European authorities, too, have traditionally imposed tighter limits on employers' abilities to monitor and investigate staffers' relationships than in the U.S.

That's changing as more European companies adopt and enforce U.S.-style governance standards-sometimes with a vengeance. Last year, BP ordered all staff to disclose intimate relationships at work and mandated that senior leaders disclose any office romances over the previous three years. The impetus was the 2023 resignation of CEO Bernard Looney, who the company said was "not fully transparent" about his past relationships with colleagues.

British broadcaster ITV also introduced a stricter policy on personal relationships at work after a 2023 incident in which a morning-show presenter admitted to a relationship with another staffer. This year, Filipe Silva, the CEO of Portuguese oil company Galp Energia, stepped down after av report by the news outlet Eco that the company's ethics committee had investigated an anonymous tip of a relationship between Silva and a senior manager.

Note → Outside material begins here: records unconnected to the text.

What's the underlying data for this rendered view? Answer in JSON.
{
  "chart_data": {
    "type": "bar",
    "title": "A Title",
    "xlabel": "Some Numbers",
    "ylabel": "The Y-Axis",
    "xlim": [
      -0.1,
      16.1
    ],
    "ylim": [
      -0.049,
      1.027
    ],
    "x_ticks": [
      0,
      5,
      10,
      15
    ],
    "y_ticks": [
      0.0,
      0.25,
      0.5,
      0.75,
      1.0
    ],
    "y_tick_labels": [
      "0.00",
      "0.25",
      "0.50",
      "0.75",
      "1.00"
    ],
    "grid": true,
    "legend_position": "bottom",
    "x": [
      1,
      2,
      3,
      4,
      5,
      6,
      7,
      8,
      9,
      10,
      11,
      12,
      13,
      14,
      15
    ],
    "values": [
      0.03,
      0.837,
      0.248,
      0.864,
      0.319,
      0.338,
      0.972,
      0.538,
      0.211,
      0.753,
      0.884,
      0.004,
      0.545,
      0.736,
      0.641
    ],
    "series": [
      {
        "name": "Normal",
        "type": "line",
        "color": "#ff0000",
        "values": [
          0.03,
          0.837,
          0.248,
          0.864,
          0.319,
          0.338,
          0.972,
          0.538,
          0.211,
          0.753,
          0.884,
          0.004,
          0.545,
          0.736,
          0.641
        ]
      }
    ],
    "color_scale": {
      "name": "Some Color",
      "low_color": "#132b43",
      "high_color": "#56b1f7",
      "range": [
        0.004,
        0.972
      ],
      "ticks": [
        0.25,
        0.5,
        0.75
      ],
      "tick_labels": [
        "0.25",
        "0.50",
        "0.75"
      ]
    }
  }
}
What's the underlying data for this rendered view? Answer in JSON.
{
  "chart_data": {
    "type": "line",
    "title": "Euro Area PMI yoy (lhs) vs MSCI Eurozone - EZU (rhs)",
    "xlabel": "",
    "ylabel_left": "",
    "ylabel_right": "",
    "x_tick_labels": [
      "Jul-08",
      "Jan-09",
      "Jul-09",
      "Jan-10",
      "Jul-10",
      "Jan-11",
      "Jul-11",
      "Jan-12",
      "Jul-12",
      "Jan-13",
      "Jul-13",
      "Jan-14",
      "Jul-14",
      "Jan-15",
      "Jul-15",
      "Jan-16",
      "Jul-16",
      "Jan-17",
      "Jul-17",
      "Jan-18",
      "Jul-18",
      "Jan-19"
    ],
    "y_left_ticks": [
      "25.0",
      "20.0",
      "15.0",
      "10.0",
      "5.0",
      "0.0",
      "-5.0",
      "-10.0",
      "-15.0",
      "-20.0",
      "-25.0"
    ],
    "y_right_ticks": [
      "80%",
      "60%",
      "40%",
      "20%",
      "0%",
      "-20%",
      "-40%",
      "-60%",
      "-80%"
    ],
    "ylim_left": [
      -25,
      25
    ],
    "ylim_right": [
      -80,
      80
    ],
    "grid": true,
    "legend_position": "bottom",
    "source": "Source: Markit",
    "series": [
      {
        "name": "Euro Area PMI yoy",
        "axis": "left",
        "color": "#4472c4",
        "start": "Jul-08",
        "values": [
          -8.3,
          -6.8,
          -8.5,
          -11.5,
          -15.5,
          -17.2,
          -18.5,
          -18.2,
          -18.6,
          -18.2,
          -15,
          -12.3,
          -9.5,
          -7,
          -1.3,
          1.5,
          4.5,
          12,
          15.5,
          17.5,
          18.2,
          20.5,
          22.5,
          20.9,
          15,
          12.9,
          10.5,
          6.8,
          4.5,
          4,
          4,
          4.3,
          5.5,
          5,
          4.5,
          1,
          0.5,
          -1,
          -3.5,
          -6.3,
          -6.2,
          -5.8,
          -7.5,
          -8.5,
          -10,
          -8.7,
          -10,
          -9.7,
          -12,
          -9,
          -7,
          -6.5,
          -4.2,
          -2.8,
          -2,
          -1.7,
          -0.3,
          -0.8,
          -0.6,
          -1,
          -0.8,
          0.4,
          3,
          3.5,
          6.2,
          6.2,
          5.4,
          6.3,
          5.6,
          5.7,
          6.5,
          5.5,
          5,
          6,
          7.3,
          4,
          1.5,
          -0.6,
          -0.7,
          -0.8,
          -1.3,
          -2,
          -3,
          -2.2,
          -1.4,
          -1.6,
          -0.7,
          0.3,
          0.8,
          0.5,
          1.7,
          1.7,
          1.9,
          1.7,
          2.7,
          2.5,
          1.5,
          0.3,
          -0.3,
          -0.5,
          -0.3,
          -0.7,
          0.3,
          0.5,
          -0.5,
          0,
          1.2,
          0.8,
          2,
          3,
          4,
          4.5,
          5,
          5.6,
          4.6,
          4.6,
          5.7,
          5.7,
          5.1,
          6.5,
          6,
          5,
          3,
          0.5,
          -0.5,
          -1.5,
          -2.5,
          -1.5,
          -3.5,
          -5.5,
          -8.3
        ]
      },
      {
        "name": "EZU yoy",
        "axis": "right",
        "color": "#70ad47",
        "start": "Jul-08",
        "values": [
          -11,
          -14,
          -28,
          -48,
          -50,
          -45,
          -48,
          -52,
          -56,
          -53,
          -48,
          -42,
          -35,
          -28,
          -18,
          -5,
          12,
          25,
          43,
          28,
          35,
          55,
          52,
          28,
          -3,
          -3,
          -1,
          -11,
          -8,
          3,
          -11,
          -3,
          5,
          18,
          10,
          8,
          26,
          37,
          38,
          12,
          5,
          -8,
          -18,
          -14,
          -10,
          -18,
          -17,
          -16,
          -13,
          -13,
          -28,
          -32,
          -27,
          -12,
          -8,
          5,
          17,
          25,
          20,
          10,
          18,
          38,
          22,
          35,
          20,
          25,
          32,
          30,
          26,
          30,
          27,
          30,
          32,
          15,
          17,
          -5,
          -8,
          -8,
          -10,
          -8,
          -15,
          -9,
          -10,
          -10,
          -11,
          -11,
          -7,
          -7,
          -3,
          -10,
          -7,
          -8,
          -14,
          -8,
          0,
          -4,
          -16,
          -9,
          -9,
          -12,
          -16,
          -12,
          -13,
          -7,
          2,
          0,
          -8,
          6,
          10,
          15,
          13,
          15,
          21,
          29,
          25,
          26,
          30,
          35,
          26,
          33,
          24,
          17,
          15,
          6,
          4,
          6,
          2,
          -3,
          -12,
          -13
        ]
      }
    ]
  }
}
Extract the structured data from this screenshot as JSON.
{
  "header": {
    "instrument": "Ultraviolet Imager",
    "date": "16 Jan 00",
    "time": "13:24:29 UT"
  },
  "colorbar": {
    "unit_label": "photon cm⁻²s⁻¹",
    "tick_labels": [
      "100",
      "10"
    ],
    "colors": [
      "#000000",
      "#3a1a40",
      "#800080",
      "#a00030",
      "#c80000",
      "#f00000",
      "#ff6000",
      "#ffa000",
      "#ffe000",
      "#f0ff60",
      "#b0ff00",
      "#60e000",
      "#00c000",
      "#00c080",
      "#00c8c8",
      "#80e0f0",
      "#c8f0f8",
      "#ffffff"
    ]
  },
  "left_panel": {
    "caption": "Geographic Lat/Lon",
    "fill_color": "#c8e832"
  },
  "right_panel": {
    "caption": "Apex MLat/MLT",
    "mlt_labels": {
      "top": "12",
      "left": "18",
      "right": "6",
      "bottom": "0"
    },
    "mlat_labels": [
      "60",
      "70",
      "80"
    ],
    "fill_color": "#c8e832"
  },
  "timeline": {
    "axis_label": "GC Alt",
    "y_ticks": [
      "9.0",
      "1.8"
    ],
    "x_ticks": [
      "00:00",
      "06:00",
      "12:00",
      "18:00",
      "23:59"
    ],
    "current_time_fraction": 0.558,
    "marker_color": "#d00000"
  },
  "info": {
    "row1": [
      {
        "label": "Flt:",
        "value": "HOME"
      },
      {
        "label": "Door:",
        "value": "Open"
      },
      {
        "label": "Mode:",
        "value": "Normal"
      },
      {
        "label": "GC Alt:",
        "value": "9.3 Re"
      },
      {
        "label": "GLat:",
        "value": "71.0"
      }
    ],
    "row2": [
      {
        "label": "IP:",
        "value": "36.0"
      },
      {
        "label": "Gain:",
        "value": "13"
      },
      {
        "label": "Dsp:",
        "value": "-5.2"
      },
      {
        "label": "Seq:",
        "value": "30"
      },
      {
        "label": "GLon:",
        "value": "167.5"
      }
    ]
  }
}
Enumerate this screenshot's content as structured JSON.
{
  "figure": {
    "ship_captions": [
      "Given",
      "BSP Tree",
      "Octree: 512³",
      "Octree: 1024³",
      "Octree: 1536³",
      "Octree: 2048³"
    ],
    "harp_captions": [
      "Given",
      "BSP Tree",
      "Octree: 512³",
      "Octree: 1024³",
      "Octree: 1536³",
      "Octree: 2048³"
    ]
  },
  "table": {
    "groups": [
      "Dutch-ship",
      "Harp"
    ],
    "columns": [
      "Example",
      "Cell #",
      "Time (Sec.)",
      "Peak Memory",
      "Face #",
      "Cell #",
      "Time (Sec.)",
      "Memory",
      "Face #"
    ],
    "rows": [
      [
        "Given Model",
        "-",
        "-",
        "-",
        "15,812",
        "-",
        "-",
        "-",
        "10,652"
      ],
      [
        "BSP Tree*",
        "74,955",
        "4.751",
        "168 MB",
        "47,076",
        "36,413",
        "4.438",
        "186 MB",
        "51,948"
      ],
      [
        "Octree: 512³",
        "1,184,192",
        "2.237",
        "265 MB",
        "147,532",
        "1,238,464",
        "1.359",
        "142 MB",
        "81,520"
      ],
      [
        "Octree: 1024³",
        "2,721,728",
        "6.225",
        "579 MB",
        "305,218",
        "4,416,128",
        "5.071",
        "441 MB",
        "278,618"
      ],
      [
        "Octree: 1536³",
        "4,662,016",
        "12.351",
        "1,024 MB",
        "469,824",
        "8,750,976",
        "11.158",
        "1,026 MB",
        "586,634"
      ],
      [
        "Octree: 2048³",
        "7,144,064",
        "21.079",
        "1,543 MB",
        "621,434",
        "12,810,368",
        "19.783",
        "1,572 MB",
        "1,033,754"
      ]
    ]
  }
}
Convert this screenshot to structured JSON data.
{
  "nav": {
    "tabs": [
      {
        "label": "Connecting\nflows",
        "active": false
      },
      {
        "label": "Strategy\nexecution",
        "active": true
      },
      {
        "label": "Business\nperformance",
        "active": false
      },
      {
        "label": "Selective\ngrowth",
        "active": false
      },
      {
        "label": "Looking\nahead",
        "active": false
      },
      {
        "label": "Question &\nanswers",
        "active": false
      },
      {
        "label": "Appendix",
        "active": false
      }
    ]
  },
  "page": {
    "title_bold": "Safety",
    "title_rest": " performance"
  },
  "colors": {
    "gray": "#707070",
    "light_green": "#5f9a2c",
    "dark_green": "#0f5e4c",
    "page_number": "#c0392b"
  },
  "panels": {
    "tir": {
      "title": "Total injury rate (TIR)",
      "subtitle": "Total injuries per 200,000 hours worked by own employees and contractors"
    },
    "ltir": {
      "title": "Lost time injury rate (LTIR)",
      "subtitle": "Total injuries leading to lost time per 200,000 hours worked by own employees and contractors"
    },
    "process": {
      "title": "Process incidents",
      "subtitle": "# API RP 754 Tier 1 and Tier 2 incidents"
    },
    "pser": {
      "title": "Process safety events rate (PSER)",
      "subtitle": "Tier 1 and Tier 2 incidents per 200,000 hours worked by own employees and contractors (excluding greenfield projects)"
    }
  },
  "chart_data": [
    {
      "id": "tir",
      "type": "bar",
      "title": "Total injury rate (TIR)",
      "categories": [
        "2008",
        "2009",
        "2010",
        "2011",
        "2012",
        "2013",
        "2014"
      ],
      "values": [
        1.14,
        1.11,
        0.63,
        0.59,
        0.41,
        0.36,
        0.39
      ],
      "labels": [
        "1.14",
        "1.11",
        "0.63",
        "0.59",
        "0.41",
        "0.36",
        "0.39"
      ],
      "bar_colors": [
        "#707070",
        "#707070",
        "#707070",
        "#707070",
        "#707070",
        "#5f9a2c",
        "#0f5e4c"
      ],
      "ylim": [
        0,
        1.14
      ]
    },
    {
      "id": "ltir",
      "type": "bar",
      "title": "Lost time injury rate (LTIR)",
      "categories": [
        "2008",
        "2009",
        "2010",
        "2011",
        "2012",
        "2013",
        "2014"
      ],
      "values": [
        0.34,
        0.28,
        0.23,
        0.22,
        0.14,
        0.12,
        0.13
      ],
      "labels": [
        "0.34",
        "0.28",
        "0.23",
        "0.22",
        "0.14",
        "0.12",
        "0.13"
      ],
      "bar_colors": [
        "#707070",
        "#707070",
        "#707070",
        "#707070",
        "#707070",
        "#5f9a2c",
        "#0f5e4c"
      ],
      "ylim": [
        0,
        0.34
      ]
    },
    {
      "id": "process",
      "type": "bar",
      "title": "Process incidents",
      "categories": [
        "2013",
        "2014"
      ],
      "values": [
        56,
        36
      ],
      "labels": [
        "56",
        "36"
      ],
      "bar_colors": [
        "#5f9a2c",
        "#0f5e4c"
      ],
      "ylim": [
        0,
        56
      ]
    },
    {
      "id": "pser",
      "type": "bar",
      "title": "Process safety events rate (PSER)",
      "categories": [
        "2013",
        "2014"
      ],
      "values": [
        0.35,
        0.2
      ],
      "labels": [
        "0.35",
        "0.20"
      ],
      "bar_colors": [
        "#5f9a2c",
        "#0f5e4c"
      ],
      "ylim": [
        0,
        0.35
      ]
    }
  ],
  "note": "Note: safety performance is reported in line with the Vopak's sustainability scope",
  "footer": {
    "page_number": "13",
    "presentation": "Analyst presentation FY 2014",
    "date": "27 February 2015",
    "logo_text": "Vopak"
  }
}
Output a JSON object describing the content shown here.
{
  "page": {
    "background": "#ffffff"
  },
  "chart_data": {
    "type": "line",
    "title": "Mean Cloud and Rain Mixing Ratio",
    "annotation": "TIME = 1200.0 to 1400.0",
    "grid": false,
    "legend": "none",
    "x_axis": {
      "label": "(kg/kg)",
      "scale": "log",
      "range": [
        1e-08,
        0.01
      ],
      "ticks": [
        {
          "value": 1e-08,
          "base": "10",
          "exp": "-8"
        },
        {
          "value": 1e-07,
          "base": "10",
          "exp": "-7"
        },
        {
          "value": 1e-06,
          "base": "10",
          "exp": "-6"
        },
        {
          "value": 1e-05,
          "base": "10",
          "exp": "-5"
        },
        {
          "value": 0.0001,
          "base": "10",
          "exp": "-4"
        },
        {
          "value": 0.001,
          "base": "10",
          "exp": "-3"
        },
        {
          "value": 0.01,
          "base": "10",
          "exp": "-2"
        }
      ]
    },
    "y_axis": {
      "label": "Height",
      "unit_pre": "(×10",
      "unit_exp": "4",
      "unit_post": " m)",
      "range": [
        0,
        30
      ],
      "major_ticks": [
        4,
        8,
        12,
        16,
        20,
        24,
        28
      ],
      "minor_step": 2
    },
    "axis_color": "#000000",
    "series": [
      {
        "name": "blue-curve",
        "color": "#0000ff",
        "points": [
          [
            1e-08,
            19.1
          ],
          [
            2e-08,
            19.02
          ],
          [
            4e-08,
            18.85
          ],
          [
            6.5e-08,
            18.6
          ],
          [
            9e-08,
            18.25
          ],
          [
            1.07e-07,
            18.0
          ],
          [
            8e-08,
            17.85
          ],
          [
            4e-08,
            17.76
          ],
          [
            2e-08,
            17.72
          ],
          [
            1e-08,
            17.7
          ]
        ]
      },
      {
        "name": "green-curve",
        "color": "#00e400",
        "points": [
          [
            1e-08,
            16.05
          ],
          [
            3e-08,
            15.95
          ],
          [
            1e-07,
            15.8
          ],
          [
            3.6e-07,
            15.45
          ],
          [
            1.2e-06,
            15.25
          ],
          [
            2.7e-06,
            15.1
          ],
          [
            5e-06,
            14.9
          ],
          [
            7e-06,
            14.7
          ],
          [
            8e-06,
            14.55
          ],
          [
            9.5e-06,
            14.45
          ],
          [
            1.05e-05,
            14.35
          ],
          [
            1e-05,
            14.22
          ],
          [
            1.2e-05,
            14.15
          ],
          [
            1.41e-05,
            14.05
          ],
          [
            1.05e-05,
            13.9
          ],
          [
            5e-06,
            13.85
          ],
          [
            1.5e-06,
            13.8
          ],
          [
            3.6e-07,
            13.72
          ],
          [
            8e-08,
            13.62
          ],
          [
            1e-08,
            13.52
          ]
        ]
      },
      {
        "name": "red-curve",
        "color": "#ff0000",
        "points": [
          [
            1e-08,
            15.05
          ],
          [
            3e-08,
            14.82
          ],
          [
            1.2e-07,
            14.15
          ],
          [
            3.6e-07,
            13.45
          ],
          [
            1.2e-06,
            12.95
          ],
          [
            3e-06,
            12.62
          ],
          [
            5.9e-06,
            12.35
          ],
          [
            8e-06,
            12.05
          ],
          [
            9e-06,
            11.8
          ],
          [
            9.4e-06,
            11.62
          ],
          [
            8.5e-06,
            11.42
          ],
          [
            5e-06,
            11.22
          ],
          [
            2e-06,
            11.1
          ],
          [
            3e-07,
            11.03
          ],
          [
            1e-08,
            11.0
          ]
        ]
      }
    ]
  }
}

Driving the shift, in part, is a push among investors and shareholder groups to globalize corporate standards in managing risks to a company's reputation or financial performance. A European Union directive established several years ago to better protect workers also requires that companies establish whistleblowing programs to receive reports of wrongdoing or questionable conduct.

The result, legal specialists say, has been a convergence of workplace standards across both sides of the Atlantic.